Purely simulated, lacks real-world acoustic validation: The authors admit that SoundSpaces 2.0 RIR rendering (path tracing + HRTF) differs from real microphone arrays/RGB-D sensors in synchronization, calibration, and noise characteristics. Zero-shot evaluations on real datasets like STARSS23 would increase credibility.
Relatively controlled scene settings: Source-receiver distances are constrained to 1–4 m within the same room with visibility thresholds. Heavy occlusion, cross-room scenarios, long distances (>4 m), and >3 candidates—all common in embodied scenarios—were not tested.
Limited task granularity: Current tasks use static single frames and static sources. Dynamic trajectories, source movement, speaker head rotation, and long-term reasoning (e.g., "hear someone speak and then walk towards them") are not yet covered.
Interpretability of Neural IV: While performance is verified, what exactly is \(h_C = f_W \odot f_C\) learning in the network? Probing or visualization could help physicists trust this module more.

vs Hear You Are (Ryu et al., 2026): Uses panoramic RGB + binaural, but its single-source assumption and lack of depth mean it cannot test overlap robustness or depth-aware grounding. JAEGER uses RGB-D + 4-channel FOA + overlapping sources with ≥2 candidates.
vs SAVVY (Chen et al., 2025): Also integrates RGB-D + multi-channel audio, but utilizes a cascaded pipeline + traditional DSP for DoA, preventing end-to-end learning.

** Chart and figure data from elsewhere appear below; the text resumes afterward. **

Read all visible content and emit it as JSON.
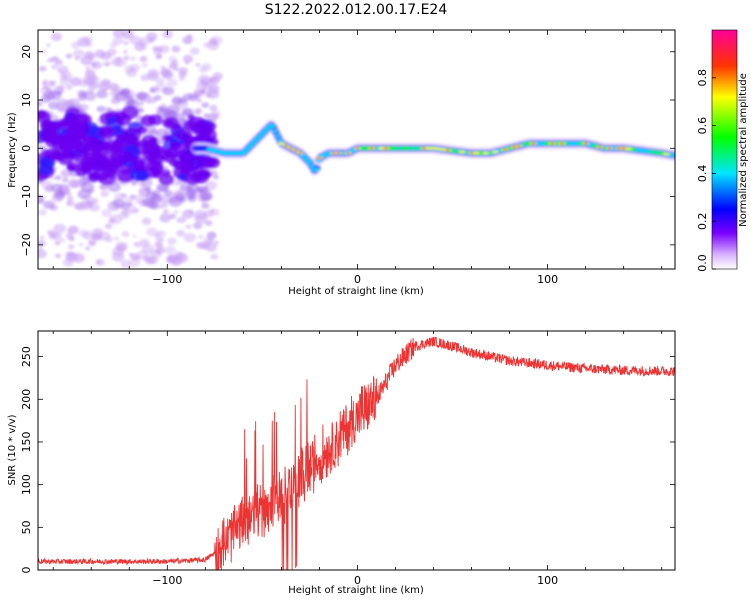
{
  "title": "S122.2022.012.00.17.E24",
  "chart_data": [
    {
      "type": "heatmap",
      "xlabel": "Height of straight line (km)",
      "ylabel": "Frequency (Hz)",
      "xlim": [
        -168,
        167
      ],
      "ylim": [
        -25,
        24.5
      ],
      "xticks": [
        -100,
        0,
        100
      ],
      "yticks": [
        -20,
        -10,
        0,
        10,
        20
      ],
      "colorbar": {
        "label": "Normalized spectral amplitude",
        "range": [
          0,
          1
        ],
        "ticks": [
          "0.0",
          "0.2",
          "0.4",
          "0.6",
          "0.8"
        ],
        "colors": [
          "#ffffff",
          "#7a00ff",
          "#0000ff",
          "#00e5ff",
          "#00ff00",
          "#ffff00",
          "#ff0000",
          "#ff00a0"
        ]
      },
      "ridge": {
        "x": [
          -168,
          -150,
          -130,
          -110,
          -90,
          -80,
          -70,
          -60,
          -50,
          -45,
          -40,
          -35,
          -30,
          -25,
          -22,
          -20,
          -15,
          -10,
          -5,
          0,
          10,
          20,
          30,
          40,
          50,
          60,
          70,
          80,
          90,
          100,
          110,
          120,
          130,
          140,
          150,
          160,
          167
        ],
        "y": [
          0,
          0.5,
          0,
          1,
          0,
          0,
          -1,
          -1,
          3,
          5,
          1,
          0,
          -1,
          -3,
          -5,
          -2,
          -1,
          -1,
          -1,
          0,
          0,
          0,
          0,
          0,
          -0.5,
          -1,
          -1,
          0,
          1,
          1,
          1,
          1,
          0,
          0,
          -0.5,
          -1,
          -1.5
        ]
      }
    },
    {
      "type": "line",
      "xlabel": "Height of straight line (km)",
      "ylabel": "SNR (10 * v/v)",
      "xlim": [
        -168,
        167
      ],
      "ylim": [
        0,
        280
      ],
      "xticks": [
        -100,
        0,
        100
      ],
      "yticks": [
        0,
        50,
        100,
        150,
        200,
        250
      ],
      "color": "#ee3333",
      "envelope": {
        "x": [
          -168,
          -140,
          -100,
          -80,
          -72,
          -65,
          -55,
          -45,
          -35,
          -30,
          -25,
          -20,
          -10,
          0,
          10,
          20,
          30,
          40,
          50,
          60,
          80,
          100,
          120,
          140,
          167
        ],
        "y": [
          10,
          10,
          10,
          12,
          25,
          45,
          65,
          80,
          95,
          110,
          120,
          130,
          155,
          180,
          200,
          240,
          262,
          268,
          262,
          255,
          245,
          240,
          236,
          234,
          233
        ]
      }
    }
  ]
}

JAEGER internalizes DoA into LLM tokens and is fully differentiable.
vs BAT (Zheng et al., 2024): Binaural + HRTF. Single-source accuracy (2.16°) is slightly better than JAEGER (2.21°), but binaural representations are structurally weak against overlapping sources (19.09°) and cross-device/HRTF generalization; JAEGER's hardware-agnostic FOA + Neural IV is more versatile.
vs N3D-VLM (Wang et al., 2025): A visual-only 3D grounding path proving RGB-D + 3D PE allows LLMs to output 3D bboxes directly. JAEGER effectively inherits this visual frontend and fuses it with an audio path.

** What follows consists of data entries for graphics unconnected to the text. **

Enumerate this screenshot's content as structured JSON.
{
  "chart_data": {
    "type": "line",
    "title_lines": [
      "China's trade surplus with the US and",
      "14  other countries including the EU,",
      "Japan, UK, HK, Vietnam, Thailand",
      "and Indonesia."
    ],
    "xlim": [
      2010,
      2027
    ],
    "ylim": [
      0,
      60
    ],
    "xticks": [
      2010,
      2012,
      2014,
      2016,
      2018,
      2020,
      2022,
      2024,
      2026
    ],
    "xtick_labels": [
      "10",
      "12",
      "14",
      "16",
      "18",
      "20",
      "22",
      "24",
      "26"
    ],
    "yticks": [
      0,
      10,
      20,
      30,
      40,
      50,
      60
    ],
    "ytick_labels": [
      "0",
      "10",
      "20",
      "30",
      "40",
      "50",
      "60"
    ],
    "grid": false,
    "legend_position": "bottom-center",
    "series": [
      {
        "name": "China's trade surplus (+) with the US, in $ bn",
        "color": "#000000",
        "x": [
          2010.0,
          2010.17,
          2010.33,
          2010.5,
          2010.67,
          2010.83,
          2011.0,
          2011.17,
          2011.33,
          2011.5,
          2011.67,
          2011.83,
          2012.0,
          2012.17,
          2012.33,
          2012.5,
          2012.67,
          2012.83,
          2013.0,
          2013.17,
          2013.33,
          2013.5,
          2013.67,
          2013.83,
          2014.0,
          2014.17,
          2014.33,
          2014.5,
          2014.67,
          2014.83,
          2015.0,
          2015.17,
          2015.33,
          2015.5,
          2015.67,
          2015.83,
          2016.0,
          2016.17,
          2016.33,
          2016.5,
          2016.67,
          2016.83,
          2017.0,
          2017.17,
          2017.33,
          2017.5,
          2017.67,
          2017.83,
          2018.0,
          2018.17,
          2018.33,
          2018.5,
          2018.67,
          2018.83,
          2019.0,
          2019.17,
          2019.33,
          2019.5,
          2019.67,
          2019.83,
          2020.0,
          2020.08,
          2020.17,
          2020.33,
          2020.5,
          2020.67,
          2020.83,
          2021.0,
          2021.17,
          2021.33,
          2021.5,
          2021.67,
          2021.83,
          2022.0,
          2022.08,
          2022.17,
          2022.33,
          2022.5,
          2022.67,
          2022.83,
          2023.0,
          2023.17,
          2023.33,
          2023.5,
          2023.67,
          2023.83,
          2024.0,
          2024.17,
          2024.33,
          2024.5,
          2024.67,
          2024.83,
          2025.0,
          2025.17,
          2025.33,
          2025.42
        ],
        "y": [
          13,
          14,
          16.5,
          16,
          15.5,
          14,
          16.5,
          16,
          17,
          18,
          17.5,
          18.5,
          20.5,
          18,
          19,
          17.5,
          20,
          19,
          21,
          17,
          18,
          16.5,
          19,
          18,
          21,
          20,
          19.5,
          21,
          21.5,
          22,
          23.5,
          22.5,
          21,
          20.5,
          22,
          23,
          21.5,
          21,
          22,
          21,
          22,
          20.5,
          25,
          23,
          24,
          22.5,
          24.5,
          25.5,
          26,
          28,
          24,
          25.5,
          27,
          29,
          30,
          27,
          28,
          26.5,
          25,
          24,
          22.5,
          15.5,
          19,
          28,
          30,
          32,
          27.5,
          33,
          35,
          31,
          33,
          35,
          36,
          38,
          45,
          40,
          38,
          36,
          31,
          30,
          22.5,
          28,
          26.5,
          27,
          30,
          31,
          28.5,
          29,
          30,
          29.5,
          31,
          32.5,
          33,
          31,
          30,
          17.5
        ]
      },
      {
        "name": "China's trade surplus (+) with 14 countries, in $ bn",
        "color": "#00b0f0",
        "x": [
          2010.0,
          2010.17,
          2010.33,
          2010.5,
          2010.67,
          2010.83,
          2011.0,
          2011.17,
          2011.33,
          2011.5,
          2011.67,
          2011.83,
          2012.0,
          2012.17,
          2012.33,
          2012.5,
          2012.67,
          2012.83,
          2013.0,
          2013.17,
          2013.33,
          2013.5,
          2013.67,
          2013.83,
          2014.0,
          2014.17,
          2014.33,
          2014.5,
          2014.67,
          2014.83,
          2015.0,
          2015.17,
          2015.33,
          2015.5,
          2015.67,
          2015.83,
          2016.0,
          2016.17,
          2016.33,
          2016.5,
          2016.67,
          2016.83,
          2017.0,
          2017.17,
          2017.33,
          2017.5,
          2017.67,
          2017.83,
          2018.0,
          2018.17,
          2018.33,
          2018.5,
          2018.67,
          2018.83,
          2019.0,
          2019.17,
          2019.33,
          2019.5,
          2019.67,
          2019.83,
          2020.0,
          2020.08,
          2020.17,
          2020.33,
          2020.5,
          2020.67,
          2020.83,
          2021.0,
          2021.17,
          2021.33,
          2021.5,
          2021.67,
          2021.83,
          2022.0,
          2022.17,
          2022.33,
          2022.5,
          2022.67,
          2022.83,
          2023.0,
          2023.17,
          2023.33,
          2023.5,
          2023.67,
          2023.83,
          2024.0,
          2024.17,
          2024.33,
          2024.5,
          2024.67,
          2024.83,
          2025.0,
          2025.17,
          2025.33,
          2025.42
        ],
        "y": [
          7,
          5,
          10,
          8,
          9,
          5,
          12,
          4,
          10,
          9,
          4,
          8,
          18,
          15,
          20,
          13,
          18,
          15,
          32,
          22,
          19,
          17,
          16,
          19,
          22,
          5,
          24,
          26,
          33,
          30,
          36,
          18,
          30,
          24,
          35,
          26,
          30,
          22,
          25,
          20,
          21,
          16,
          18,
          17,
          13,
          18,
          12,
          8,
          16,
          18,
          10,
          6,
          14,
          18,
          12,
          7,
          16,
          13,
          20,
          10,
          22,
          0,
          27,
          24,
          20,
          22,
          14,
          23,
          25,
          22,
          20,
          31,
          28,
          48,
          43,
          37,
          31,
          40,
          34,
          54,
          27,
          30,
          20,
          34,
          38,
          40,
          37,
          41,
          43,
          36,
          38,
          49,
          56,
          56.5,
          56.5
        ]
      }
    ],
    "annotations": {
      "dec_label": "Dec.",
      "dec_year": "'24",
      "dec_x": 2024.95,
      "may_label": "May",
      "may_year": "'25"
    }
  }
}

vs Tang et al. (2024): This work injected Classical IV into an auditory LLM for localized speech processing. JAEGER follows the IV logic but replaces STFT with CNN and extends it to an omni-modal LLM.

Rating¶

Novelty: ⭐⭐⭐⭐ Neural IV is a clear incremental neuro-interpretation of classical IV; 3D-aware visual encoding follows N3D-VLM; SpatialSceneQA is a solid engineering contribution.

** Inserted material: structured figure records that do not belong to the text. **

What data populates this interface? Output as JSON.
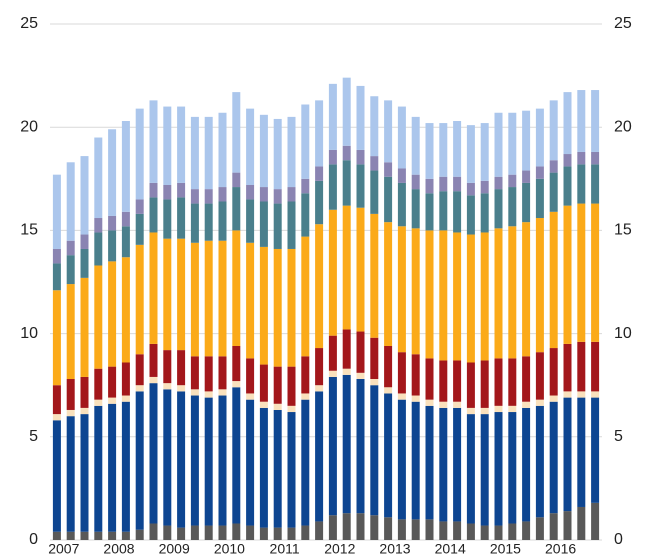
{
  "chart_data": {
    "type": "stacked_bar",
    "categories": [
      null,
      "2007",
      null,
      null,
      null,
      "2008",
      null,
      null,
      null,
      "2009",
      null,
      null,
      null,
      "2010",
      null,
      null,
      null,
      "2011",
      null,
      null,
      null,
      "2012",
      null,
      null,
      null,
      "2013",
      null,
      null,
      null,
      "2014",
      null,
      null,
      null,
      "2015",
      null,
      null,
      null,
      "2016",
      null,
      null
    ],
    "series": [
      {
        "color": "#595959",
        "values": [
          0.4,
          0.4,
          0.4,
          0.4,
          0.4,
          0.4,
          0.5,
          0.8,
          0.7,
          0.6,
          0.7,
          0.7,
          0.7,
          0.8,
          0.7,
          0.6,
          0.6,
          0.6,
          0.7,
          0.9,
          1.2,
          1.3,
          1.3,
          1.2,
          1.1,
          1.0,
          1.0,
          1.0,
          0.9,
          0.9,
          0.8,
          0.7,
          0.7,
          0.8,
          0.9,
          1.1,
          1.3,
          1.4,
          1.6,
          1.8
        ]
      },
      {
        "color": "#0d4591",
        "values": [
          5.4,
          5.6,
          5.7,
          6.1,
          6.2,
          6.3,
          6.7,
          6.8,
          6.6,
          6.6,
          6.3,
          6.2,
          6.3,
          6.6,
          6.1,
          5.8,
          5.7,
          5.6,
          6.1,
          6.3,
          6.7,
          6.7,
          6.5,
          6.3,
          6.0,
          5.8,
          5.7,
          5.5,
          5.5,
          5.5,
          5.3,
          5.4,
          5.5,
          5.4,
          5.5,
          5.4,
          5.4,
          5.5,
          5.3,
          5.1
        ]
      },
      {
        "color": "#f9e1bd",
        "values": [
          0.3,
          0.3,
          0.3,
          0.3,
          0.3,
          0.3,
          0.3,
          0.3,
          0.3,
          0.3,
          0.3,
          0.3,
          0.3,
          0.3,
          0.3,
          0.3,
          0.3,
          0.3,
          0.3,
          0.3,
          0.3,
          0.3,
          0.3,
          0.3,
          0.3,
          0.3,
          0.3,
          0.3,
          0.3,
          0.3,
          0.3,
          0.3,
          0.3,
          0.3,
          0.3,
          0.3,
          0.3,
          0.3,
          0.3,
          0.3
        ]
      },
      {
        "color": "#a3171b",
        "values": [
          1.4,
          1.5,
          1.5,
          1.5,
          1.5,
          1.6,
          1.5,
          1.6,
          1.6,
          1.7,
          1.6,
          1.7,
          1.6,
          1.7,
          1.7,
          1.8,
          1.8,
          1.9,
          1.8,
          1.8,
          1.7,
          1.9,
          2.0,
          2.0,
          2.0,
          2.0,
          2.0,
          2.0,
          2.0,
          2.0,
          2.2,
          2.3,
          2.3,
          2.3,
          2.2,
          2.3,
          2.3,
          2.3,
          2.4,
          2.4
        ]
      },
      {
        "color": "#fbaa19",
        "values": [
          4.6,
          4.6,
          4.8,
          5.0,
          5.1,
          5.1,
          5.3,
          5.4,
          5.4,
          5.4,
          5.5,
          5.6,
          5.6,
          5.6,
          5.6,
          5.7,
          5.7,
          5.7,
          5.8,
          6.0,
          6.1,
          6.0,
          6.0,
          6.0,
          6.0,
          6.1,
          6.1,
          6.2,
          6.3,
          6.2,
          6.2,
          6.2,
          6.3,
          6.4,
          6.5,
          6.5,
          6.6,
          6.7,
          6.7,
          6.7
        ]
      },
      {
        "color": "#4a7f8c",
        "values": [
          1.3,
          1.4,
          1.4,
          1.6,
          1.5,
          1.5,
          1.5,
          1.7,
          1.9,
          2.0,
          1.9,
          1.8,
          1.9,
          2.1,
          2.1,
          2.2,
          2.2,
          2.3,
          2.1,
          2.1,
          2.2,
          2.2,
          2.1,
          2.1,
          2.2,
          2.1,
          1.9,
          1.8,
          1.9,
          2.0,
          1.9,
          1.9,
          1.9,
          1.9,
          1.9,
          1.9,
          1.9,
          1.9,
          1.9,
          1.9
        ]
      },
      {
        "color": "#8a84b2",
        "values": [
          0.7,
          0.7,
          0.7,
          0.7,
          0.7,
          0.7,
          0.7,
          0.7,
          0.7,
          0.7,
          0.7,
          0.7,
          0.7,
          0.7,
          0.7,
          0.7,
          0.7,
          0.7,
          0.7,
          0.7,
          0.7,
          0.7,
          0.7,
          0.7,
          0.7,
          0.7,
          0.7,
          0.7,
          0.7,
          0.7,
          0.6,
          0.6,
          0.6,
          0.6,
          0.6,
          0.6,
          0.6,
          0.6,
          0.6,
          0.6
        ]
      },
      {
        "color": "#abc6ec",
        "values": [
          3.6,
          3.8,
          3.8,
          3.9,
          4.2,
          4.4,
          4.4,
          4.0,
          3.8,
          3.7,
          3.5,
          3.5,
          3.6,
          3.9,
          3.7,
          3.5,
          3.4,
          3.4,
          3.6,
          3.2,
          3.2,
          3.3,
          3.1,
          2.9,
          3.0,
          3.0,
          2.8,
          2.7,
          2.6,
          2.7,
          2.8,
          2.8,
          3.1,
          3.0,
          2.9,
          2.8,
          2.9,
          3.0,
          3.0,
          3.0
        ]
      }
    ],
    "ylim": [
      0,
      25
    ],
    "yticks": [
      0,
      5,
      10,
      15,
      20,
      25
    ],
    "y2lim": [
      0,
      25
    ],
    "y2ticks": [
      0,
      5,
      10,
      15,
      20,
      25
    ],
    "grid": true,
    "grid_color": "#d9d9d9"
  }
}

Experimental Thoroughness: ⭐⭐⭐⭐ Main tables + cross-scene generalization matrix + three-way ablation (depth/FOA/IV) were conducted. The "no FOA = random" result is highly persuasive. The only drawback is the lack of real-world acoustic transfer.
Writing Quality: ⭐⭐⭐⭐ The causal chain from motivation to pain points to formulas and then to ablation is clear. The physical comparison table for Classical vs. Neural IV makes contributions straightforward.
Value: ⭐⭐⭐⭐ The dataset + end-to-end 3D AV-LLM paradigm + open-source code/models make this a reusable infrastructure for embodied AI and spatial audio-visual research.